Rural doctors
THE Health Ministry is banking on the desire of many senior doctors to continue working past the mandatory retirement age to provide partial relief to the doctor shortage which has hit rural Malaysia the hardest.
Indeed, many are in their prime and are not broken-down old horses ready to be put out to pasture. The Health Minister says 34 retired doctors have already accepted re-employment in rural health centres and hopes to persuade even more to follow in their footsteps. However, unless country life rather than city living is their old-age idyll, and they have established roots in rustic communities, it remains a moot point whether the pastoral charms of rural medicine will prevail over the pragmatic enticements of urban private practice. In the Malaysian medical scene, when doctors decide to move, it has always been in the direction of the private sector and to towns and cities. There has been a steady and continuous exodus at the rate of one doctor per day for the past 10 years.
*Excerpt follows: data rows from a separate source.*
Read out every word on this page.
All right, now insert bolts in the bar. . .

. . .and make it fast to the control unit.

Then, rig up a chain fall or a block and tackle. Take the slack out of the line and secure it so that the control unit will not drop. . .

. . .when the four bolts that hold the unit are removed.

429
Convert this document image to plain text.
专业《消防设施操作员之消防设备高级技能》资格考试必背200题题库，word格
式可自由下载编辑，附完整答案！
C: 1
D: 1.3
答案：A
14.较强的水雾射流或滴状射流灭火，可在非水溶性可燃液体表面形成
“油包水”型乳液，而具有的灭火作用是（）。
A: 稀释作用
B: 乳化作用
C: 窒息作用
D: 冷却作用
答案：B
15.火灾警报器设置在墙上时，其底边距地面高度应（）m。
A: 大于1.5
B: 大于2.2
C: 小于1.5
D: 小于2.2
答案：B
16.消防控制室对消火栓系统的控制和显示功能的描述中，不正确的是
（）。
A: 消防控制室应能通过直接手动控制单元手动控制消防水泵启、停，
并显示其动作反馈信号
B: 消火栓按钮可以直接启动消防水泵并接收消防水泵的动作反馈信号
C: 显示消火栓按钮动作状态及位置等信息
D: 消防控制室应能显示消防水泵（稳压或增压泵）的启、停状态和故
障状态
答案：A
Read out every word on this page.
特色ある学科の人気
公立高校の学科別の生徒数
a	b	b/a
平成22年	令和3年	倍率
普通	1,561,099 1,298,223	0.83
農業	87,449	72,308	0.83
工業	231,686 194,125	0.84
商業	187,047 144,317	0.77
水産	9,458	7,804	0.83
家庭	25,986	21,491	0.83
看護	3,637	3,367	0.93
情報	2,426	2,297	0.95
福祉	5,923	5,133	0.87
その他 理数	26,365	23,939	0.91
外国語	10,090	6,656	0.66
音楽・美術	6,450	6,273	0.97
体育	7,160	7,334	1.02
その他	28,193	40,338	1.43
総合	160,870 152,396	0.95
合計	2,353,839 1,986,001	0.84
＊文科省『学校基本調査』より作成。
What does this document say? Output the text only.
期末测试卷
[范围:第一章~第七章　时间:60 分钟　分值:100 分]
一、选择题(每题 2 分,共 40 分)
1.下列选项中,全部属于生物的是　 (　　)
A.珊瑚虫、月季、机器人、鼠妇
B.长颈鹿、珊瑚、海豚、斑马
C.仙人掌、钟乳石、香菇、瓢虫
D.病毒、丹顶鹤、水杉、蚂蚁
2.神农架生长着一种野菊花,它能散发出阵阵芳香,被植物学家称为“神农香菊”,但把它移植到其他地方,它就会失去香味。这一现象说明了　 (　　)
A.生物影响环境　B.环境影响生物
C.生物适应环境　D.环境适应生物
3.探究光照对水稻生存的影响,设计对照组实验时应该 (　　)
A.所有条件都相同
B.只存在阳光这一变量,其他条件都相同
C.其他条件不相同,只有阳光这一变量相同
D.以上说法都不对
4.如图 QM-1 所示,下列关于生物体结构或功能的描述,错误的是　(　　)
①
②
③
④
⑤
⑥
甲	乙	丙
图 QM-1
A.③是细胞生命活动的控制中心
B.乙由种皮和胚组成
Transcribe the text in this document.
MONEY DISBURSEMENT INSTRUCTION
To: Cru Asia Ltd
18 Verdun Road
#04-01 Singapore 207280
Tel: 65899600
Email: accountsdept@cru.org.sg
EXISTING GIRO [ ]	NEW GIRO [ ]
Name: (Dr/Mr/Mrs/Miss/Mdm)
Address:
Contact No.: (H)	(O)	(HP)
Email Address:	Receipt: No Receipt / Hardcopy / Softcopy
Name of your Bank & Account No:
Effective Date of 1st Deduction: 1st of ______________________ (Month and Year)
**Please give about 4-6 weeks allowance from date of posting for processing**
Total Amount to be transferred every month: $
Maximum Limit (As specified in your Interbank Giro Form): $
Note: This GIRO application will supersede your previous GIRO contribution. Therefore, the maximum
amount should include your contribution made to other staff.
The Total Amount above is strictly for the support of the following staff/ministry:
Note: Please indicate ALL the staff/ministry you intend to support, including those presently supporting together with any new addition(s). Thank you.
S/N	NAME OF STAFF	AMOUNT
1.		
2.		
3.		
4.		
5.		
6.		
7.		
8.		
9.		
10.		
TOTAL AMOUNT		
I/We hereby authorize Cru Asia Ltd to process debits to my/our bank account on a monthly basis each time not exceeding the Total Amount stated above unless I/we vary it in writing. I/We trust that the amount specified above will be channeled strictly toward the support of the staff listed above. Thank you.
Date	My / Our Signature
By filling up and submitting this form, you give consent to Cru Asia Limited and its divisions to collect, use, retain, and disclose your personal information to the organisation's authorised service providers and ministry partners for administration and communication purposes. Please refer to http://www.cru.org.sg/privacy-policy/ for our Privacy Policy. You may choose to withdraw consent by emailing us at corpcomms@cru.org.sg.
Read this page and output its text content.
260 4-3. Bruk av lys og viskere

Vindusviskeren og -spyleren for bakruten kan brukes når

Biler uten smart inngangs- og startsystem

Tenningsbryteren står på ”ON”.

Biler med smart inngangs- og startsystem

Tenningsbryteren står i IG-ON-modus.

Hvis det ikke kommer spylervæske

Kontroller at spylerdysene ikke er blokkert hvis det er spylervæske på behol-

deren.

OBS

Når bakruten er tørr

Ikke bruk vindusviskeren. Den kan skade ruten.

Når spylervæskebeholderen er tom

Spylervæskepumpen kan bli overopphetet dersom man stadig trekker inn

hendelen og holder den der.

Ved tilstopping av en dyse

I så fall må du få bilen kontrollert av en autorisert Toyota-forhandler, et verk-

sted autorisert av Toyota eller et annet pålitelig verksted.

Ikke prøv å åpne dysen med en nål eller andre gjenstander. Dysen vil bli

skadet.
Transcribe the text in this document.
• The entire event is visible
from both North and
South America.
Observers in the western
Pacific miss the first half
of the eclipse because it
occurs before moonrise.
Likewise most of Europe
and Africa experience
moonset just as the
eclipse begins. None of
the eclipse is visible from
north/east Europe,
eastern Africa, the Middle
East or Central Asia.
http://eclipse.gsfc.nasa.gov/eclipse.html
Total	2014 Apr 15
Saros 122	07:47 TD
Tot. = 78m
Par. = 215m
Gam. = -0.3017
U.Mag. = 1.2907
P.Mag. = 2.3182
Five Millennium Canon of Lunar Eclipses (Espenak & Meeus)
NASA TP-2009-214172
What this means is that while there has been no shortage of stop-gap measures — hiring retired doctors and foreign doctors, getting private practitioners to put in a number of hours in government clinics, etc — these will be insufficient to mitigate the losses, let alone replenish the stock. It is not because we are not training enough, although, of course, we need to increase the number of medical students. The fact is we don’t pay government doctors enough. The antidote to the haemorrhage lies in a pay-and-perks package potent enough to immunise them against the allure of the private sector and strong enough to attract and retain them in public service.